El mayor peligro consiste en el riesgo de propagarse por Europa, creando desconfianza y tambaleando los cimientos del Imperio. Es por lo que se le encarga a Villafañe la investigación para encontrar al culpable de difundir la infamia y de los crímenes que la rodean.

Si en anteriores novelas las pesquisas se delegaban a un detective improvisado, esta vez el peso del relato cae directamente en el monarca aludido en el título. Aunque el encargo detectivesco es asignado al alcalde presidente —lo que en la época sería un juez— Cristóbal Villafañe y Rueda, será al monarca al que acompañemos en la mayor parte narrativa, descubriendo más a un hombre atormentado que a un rey, mostrándonos el autor la parte más humana de la institución.

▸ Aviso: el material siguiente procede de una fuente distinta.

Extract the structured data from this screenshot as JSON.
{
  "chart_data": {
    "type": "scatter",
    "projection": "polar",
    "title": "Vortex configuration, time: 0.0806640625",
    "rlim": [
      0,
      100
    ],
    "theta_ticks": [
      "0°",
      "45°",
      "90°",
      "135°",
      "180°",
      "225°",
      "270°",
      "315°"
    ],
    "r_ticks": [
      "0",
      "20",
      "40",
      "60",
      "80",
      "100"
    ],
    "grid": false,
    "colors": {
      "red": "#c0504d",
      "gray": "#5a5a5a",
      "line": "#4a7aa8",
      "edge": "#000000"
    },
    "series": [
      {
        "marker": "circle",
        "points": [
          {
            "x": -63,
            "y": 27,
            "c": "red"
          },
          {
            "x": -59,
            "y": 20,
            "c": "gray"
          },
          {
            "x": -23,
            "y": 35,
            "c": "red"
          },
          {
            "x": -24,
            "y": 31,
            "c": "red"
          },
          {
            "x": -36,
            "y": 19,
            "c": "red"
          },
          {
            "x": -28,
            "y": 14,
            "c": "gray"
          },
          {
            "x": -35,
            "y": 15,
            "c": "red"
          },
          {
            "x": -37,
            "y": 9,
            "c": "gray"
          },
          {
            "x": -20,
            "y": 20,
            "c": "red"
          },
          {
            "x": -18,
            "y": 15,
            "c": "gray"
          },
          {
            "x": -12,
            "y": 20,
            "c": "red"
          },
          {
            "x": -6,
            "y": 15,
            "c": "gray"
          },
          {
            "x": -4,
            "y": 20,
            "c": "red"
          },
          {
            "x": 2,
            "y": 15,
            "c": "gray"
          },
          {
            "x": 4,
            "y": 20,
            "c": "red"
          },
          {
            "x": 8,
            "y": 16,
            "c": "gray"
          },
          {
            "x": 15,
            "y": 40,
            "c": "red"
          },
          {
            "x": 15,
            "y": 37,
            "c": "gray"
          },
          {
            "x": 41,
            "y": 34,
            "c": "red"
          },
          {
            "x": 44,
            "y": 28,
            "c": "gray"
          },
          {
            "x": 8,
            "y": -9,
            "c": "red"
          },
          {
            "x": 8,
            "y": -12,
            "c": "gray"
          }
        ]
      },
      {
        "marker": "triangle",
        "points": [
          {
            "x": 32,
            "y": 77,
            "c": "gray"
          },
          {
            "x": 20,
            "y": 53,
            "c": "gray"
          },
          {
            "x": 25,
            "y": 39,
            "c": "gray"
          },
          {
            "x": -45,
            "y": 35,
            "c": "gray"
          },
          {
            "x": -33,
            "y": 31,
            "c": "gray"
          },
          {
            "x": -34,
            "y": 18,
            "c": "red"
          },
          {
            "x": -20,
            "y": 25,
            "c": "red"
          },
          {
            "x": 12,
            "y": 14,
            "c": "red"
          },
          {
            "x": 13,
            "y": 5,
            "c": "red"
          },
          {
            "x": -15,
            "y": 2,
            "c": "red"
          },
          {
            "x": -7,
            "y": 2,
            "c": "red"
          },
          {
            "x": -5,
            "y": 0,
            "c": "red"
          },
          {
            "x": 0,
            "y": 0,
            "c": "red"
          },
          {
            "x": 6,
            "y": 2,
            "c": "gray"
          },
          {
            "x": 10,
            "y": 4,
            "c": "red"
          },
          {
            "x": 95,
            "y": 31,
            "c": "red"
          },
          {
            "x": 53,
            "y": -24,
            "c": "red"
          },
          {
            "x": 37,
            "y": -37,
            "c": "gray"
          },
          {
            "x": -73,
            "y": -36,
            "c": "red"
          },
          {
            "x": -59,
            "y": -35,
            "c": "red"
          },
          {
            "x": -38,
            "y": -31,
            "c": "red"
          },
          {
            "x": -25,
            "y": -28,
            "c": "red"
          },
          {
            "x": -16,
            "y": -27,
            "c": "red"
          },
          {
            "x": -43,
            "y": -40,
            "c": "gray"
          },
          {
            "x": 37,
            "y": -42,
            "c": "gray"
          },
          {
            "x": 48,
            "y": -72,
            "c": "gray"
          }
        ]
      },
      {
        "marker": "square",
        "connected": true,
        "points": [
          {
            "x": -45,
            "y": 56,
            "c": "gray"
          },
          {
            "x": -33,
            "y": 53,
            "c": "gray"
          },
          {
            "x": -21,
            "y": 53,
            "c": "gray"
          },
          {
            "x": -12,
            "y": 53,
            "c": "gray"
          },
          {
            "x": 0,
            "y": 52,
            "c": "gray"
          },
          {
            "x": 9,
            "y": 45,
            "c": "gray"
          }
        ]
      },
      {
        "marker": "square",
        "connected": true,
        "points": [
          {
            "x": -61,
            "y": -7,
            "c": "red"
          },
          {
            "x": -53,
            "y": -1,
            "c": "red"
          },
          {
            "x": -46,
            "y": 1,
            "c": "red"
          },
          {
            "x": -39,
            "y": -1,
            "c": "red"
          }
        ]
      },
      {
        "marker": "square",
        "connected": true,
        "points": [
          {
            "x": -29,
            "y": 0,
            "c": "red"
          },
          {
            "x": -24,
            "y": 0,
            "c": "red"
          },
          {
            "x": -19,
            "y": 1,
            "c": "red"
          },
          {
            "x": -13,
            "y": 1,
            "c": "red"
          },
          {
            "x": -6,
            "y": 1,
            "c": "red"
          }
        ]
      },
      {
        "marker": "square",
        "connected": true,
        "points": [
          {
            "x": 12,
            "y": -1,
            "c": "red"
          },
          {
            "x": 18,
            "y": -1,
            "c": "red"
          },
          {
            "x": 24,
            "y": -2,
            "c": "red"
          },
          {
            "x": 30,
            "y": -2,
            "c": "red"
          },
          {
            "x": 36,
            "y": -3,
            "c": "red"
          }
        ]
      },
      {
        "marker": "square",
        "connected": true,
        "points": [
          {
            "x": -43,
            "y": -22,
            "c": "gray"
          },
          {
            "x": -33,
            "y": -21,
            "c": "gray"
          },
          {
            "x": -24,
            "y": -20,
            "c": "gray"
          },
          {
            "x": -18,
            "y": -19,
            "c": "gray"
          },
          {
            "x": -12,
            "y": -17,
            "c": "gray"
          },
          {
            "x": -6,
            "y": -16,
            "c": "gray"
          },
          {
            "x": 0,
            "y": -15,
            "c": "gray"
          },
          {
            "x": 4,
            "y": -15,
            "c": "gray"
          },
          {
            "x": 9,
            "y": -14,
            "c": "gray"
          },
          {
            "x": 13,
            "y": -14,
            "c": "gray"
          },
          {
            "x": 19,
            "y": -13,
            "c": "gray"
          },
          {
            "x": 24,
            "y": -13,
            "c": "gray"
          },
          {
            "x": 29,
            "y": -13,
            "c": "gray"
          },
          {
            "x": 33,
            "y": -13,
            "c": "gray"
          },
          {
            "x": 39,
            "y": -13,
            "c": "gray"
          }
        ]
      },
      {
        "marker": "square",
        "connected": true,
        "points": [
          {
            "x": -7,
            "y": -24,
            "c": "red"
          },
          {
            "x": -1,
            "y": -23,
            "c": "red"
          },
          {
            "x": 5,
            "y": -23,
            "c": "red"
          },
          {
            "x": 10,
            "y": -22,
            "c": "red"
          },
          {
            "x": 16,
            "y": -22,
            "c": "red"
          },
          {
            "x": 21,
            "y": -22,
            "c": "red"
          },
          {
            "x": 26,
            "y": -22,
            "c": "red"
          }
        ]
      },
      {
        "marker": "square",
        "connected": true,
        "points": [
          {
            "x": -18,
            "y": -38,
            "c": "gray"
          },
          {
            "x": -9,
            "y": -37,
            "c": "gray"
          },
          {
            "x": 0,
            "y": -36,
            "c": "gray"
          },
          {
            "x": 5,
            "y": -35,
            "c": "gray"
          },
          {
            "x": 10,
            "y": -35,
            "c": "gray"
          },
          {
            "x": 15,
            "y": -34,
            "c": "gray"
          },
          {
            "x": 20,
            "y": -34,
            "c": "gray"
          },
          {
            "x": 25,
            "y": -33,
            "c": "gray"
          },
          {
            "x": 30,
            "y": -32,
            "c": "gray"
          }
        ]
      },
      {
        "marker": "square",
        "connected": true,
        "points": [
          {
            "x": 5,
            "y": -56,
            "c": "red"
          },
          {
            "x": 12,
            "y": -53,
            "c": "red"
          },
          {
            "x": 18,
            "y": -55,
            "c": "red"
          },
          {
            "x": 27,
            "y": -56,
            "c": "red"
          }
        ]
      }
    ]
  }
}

Su fuerza no solo queda patente en sus sólidas tramas principales, sino en todo lo que las apuntala como son sus personajes bien trabajados, no solo los protagonistas, sus secundarios tienen tanta importancia como los primeros. Es loable ver el desarrollo de estos, y de como convierte en interesante lo que en manos de otro escritor habría resultado aburrido, pero la pluma de Juan Pedro es audaz y no se entretienen en descripciones vacuas o hechos que no vienen al caso, lo que ralentizaría la trama, pero que aquí el resultado es una lectura ágil y adictiva. Sus cortos capítulos también invitan a que la experiencia sea amena.

Lectura muy recomendada para aquellos amantes del género histórico, así como al thriller y todo aquel que se siente atraído por conspiraciones y misteriosos asesinatos. Y sobre todo para quienes quieran saber más de nuestra propia historia y de lo que, tal vez, pudo suceder.